In a way, I shouldn’t be surprised. I love The Lonely Island. I think they’re hilarious, and oftentimes their “for a laugh” songs are still really fucking catchy (See: “Hugs” off The Wack Album). But even so, I was kind of blown away by how much I wanted to listen to this soundtrack on repeat—in addition to how many times my husband and I have watched this movie (which is A LOT).

There are several contenders for “most recommendable” songs on this soundtrack, but I had to think about what I’m trying to accomplish by suggesting one. And that is “Get more people to watch this movie.” So, I bring to you the song that opens the film: “I’m So Humble.”

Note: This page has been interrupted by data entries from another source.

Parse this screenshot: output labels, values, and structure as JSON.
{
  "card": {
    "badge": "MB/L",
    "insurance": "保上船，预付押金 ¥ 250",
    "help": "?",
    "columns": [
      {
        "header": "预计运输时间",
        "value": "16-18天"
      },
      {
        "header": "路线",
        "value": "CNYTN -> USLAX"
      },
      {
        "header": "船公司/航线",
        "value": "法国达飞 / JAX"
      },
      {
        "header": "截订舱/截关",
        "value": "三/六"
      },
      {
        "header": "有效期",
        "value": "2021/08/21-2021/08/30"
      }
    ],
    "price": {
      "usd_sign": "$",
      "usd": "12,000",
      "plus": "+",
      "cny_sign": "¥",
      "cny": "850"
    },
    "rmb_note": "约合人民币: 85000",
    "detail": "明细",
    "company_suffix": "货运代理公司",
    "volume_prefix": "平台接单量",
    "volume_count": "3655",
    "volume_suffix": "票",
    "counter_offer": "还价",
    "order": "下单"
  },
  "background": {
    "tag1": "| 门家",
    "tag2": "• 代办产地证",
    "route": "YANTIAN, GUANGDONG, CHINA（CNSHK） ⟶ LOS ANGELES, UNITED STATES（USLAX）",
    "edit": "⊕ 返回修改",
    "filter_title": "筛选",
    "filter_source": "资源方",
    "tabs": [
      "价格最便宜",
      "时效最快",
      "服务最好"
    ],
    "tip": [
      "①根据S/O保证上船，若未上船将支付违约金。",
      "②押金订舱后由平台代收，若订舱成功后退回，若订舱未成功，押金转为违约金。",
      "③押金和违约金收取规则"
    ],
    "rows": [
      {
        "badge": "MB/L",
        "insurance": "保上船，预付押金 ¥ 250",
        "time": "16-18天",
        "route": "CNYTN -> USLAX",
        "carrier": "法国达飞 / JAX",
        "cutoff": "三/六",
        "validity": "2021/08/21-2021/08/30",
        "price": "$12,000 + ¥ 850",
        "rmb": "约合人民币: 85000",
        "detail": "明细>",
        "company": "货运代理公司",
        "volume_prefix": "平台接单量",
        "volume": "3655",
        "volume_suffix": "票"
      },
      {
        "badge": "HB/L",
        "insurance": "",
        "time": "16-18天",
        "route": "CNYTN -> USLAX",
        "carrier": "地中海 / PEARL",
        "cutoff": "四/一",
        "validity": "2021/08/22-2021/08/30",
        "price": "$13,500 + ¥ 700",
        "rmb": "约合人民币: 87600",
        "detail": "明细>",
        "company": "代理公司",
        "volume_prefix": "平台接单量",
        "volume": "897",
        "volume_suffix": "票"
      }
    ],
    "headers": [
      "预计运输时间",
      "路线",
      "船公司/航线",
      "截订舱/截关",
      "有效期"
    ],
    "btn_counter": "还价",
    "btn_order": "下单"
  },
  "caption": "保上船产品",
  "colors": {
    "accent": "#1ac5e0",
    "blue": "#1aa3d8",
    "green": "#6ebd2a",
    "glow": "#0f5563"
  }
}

In this song, Andy Samberg as Conner4Real sings about how he’s this super amazing dude whose amazing personality is enhanced by the fact that he NEVER talks about how amazing he is. Backed up by Maroon 5’s Adam Levine, he humble-brags about his baking skills, his ability to compliment unattractive people, and how he never complains “when [his] private jet is subpar.”

Truly a god among men, that Conner4Real.

While not the funniest song to appear, this is definitely the catchiest and most “real song” sounding. I can imagine a version of this being written in earnest (and the implication in Popstar is that Conner4Real is incredibly earnest; he’s just an idiot), and I feel like I wouldn’t hate it. It’s bouncy, it’s full of easy-to-remember rhyme, and it’s over before you get burned out on its simplicity. It’s also the perfect amount of Adam Levine because I feel like he really needs to not be around as much as he is.

Besides, where else are you going to get a lyric like “I feel more humble than Dikembe Mutombo after a stumble left him covered in a bit pot of gumbo”?


(Song recommendation by N. Alysha Lewis)

Sam Recommends: “Top of the World” by Brandy ft. Mase

J.Lo totally bit hard off of this Brandy joint when she came out with “Jenny from the Block” a whole 4 years later.

Too bad that song sucks and this one rules. (This was also the first or second cd I ever bought with my own money, so I could be biased.)

Whether you’re getting it from Brandy, J.Lo, or Queen Bey, the message is the same:

Haters gonna hate. Don’t let them bother you. Twirl on ’em. Do what you gotta do. Stay true. Keep killin’ it.

And that goes for you, too, J.Lo. Respect.